I am trying to deploy a fine tuned mistralai/Mistral-7B-v0.1
model to Sagemaker. Along with the base model, we also have an adapter to load. The adapter files and model files are packaged into a .tar.gz
file.
Here is our inference.py
import torch
import json
from transformers import AutoTokenizer, AutoModel
from torch import nn
class AutoModelForSentenceEmbedding(nn.Module):
def __init__(self, base_model, tokenizer, normalize=True):
super(AutoModelForSentenceEmbedding, self).__init__()
self.model = base_model # , load_in_8bit=True, device_map={"":0})
self.normalize = normalize
self.tokenizer = tokenizer
def forward(self, **kwargs):
ea = self.get_embeddings(kwargs['input_ids'], kwargs['attention_mask'])
ep = self.get_embeddings(kwargs['input_ids_positive'], kwargs['attention_mask_positive'])

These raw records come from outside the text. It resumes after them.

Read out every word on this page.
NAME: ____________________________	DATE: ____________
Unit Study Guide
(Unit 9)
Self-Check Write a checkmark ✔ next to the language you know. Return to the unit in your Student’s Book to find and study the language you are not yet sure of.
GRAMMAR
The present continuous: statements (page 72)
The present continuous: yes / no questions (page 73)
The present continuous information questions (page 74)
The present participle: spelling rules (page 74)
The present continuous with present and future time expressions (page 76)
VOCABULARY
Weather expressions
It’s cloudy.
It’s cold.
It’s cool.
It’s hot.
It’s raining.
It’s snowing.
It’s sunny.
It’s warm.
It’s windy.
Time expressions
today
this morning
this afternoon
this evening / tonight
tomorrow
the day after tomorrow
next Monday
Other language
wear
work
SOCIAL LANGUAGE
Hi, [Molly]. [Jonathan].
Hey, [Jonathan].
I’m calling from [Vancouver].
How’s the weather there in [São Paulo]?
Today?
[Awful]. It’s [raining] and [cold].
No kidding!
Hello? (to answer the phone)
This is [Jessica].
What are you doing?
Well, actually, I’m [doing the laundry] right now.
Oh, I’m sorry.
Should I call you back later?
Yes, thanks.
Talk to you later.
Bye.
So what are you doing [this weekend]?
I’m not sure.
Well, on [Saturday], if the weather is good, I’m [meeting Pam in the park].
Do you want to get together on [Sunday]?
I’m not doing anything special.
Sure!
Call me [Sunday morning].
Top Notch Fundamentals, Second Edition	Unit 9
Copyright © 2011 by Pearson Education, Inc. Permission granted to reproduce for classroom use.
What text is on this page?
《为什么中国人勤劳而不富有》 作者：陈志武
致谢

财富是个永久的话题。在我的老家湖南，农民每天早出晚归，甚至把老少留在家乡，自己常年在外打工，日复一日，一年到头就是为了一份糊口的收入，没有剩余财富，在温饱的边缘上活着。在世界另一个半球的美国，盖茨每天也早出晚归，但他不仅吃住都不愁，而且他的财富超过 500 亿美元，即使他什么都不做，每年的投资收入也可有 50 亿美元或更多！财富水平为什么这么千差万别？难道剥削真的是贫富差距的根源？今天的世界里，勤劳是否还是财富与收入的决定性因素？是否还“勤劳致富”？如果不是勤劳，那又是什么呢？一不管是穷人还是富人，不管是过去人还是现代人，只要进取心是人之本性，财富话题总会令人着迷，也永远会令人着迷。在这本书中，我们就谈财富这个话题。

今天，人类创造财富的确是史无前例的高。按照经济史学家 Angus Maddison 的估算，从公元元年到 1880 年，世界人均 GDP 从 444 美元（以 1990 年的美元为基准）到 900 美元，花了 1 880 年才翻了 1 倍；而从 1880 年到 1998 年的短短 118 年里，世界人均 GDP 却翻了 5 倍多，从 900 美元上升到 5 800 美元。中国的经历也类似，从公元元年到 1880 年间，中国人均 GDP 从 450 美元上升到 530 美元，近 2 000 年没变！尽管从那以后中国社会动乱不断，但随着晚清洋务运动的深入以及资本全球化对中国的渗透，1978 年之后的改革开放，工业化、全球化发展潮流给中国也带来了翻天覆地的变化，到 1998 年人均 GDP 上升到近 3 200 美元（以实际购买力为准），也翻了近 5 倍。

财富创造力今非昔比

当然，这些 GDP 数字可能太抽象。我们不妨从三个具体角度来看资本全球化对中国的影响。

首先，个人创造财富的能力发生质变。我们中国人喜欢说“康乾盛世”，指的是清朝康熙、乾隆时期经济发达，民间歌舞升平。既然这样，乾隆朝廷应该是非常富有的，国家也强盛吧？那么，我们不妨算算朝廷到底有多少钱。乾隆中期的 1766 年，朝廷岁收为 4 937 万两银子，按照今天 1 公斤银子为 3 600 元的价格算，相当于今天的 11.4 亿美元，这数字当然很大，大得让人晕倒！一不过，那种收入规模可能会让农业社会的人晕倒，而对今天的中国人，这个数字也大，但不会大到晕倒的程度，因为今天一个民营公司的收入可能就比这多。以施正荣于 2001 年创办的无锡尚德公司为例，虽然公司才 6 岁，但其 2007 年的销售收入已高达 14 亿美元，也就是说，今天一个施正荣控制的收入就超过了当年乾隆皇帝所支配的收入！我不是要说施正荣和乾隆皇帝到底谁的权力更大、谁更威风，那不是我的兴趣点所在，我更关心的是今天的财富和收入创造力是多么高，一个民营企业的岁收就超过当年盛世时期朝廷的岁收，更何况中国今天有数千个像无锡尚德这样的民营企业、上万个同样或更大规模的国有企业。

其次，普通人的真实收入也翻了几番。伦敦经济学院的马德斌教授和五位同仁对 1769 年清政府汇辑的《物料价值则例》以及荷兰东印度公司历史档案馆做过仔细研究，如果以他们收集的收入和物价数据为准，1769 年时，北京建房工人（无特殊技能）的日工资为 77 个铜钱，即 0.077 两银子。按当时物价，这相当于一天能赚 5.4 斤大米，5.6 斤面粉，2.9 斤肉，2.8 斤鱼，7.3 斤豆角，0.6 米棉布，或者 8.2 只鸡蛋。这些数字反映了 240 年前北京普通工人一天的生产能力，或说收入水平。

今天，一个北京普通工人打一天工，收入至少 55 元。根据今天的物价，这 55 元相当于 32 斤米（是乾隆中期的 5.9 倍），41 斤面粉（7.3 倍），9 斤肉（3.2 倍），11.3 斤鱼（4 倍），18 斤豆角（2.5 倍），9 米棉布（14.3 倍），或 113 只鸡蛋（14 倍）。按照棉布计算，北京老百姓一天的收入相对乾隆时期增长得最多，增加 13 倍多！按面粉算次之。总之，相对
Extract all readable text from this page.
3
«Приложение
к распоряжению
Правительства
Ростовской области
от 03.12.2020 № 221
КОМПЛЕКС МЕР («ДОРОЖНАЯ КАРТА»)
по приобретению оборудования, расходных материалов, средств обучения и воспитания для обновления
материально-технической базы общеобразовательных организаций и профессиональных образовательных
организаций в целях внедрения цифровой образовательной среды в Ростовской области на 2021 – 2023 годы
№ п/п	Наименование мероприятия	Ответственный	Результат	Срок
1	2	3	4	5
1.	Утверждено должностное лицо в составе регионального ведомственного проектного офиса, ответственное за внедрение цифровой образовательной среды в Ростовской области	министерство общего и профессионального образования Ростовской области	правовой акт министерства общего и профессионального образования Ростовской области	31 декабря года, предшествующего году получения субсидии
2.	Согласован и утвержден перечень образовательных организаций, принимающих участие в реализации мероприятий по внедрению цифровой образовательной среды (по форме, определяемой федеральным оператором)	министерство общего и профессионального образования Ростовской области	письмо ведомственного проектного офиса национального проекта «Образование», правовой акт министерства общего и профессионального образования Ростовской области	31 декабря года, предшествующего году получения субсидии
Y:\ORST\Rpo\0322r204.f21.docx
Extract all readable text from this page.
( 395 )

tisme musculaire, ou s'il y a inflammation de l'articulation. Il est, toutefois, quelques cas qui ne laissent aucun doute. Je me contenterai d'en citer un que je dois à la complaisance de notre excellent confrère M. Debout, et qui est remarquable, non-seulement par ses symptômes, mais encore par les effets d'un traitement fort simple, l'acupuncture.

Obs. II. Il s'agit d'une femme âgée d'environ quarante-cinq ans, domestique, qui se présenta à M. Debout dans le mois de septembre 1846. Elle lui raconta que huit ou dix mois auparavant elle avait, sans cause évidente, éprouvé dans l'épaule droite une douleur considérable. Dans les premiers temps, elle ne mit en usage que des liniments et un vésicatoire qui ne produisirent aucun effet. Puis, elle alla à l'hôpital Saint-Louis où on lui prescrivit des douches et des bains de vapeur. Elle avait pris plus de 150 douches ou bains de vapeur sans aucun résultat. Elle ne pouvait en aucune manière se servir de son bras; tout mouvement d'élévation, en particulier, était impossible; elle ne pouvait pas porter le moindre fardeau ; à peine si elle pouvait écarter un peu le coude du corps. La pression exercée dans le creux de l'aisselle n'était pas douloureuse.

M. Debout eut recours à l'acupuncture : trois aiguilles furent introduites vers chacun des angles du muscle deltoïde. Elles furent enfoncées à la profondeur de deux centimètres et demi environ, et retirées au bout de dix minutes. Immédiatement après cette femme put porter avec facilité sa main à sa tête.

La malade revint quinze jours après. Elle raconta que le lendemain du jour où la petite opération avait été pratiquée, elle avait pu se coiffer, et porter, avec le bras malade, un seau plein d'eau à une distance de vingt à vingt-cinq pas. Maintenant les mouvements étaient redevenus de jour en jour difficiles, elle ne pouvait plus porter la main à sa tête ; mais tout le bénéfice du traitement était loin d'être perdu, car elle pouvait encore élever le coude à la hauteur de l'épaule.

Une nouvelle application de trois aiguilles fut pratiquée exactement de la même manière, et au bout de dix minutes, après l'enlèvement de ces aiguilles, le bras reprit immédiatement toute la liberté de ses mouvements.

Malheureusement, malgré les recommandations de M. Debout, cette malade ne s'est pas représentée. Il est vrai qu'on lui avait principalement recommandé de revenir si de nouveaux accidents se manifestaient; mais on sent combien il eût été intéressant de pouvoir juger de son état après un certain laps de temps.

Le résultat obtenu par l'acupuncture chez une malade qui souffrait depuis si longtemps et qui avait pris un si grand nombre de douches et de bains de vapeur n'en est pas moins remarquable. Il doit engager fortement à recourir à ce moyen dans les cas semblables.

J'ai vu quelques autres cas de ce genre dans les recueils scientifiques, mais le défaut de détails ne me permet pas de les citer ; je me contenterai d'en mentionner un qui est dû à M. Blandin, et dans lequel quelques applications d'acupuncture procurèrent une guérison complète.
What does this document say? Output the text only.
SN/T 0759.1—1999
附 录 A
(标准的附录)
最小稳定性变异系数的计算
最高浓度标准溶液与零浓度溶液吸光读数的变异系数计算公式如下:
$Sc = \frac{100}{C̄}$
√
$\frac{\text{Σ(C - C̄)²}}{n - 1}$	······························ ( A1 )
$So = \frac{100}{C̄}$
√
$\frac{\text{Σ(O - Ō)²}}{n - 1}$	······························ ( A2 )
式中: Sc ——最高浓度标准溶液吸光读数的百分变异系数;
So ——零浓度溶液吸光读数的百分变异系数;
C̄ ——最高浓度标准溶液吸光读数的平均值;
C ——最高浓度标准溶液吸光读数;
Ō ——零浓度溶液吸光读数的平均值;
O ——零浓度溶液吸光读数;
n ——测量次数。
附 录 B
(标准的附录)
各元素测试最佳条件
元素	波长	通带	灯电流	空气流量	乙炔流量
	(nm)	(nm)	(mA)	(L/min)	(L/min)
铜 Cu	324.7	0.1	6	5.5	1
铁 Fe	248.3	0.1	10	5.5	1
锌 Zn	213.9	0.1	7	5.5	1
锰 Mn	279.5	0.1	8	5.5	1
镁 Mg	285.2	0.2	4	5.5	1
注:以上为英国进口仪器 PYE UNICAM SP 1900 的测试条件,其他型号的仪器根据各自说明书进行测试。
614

en = self.get_embeddings(kwargs['input_ids_negative'], kwargs['attention_mask_negative'])
return ea, ep, en
def get_embeddings(self, input_ids, attention_mask):
model_output = self.model(input_ids, attention_mask)
embeddings = self.mean_pooling(model_output, attention_mask)
if self.normalize:
embeddings = torch.nn.functional.normalize(embeddings, p=2, dim=1)
return embeddings
def mean_pooling(self, model_output, attention_mask):
token_embeddings = model_output[0] # First element of model_output contains all token embeddings
input_mask_expanded = attention_mask.unsqueeze(-1).expand(token_embeddings.size()).float()
return torch.sum(token_embeddings * input_mask_expanded, 1) / torch.clamp(input_mask_expanded.sum(1), min=1e-9)
def __getattr__(self, name: str):
"""Forward missing attributes to the wrapped module."""
try:
return super().__getattr__(name) # defer to nn.Module's logic
except AttributeError:
return getattr(self.model, name)
def model_fn(model_dir, context=None):
model = AutoModel.from_pretrained(model_dir, device_map='auto', load_in_8bit=True)
tokenizer = AutoTokenizer.from_pretrained(model_dir)
model.load_adapter(f"{model_dir}/adapter")
print("loaded adapter")
return AutoModelForSentenceEmbedding(model, tokenizer)
def transform_fn(model, input_data, content_type, accept):
# decode the input data (e.g. JSON string -> dict)
data = decoder_encoder.decode(input_data, content_type)
# call your custom model with the data
outputs = model.get_embeddings("blast")
# convert the model output to the desired output format (e.g. dict -> JSON string)
response = decoder_encoder.encode(output, accept)
return response
requirements.py
accelerate
transformers
bitsandbytes
And our notebook has
from sagemaker.huggingface.model import HuggingFaceModel
huggingface_model = HuggingFaceModel(
model_data=s3_model_uri, # path to your model and script
role=role, # iam role with permissions to create an Endpoint
transformers_version="4.26", # Transformers version used
pytorch_version="1.13", # PyTorch version used
py_version='py39'
)
predictor = huggingface_model.deploy(
initial_instance_count=1,
instance_type='ml.g4dn.xlarge',
endpoint_name='query-embeddings'
)
We are encountering the following error when we are calling the predict.
com.amazonaws.ml.mms.wlm.WorkerLifeCycle - KeyError: 'mistral'
From the looks of it, it looks like a transformer version mismatch but we are not able to figure out what is the correct version to go for. Has someone deployed a fine tuned mistral model before? If so, what is the correct approach?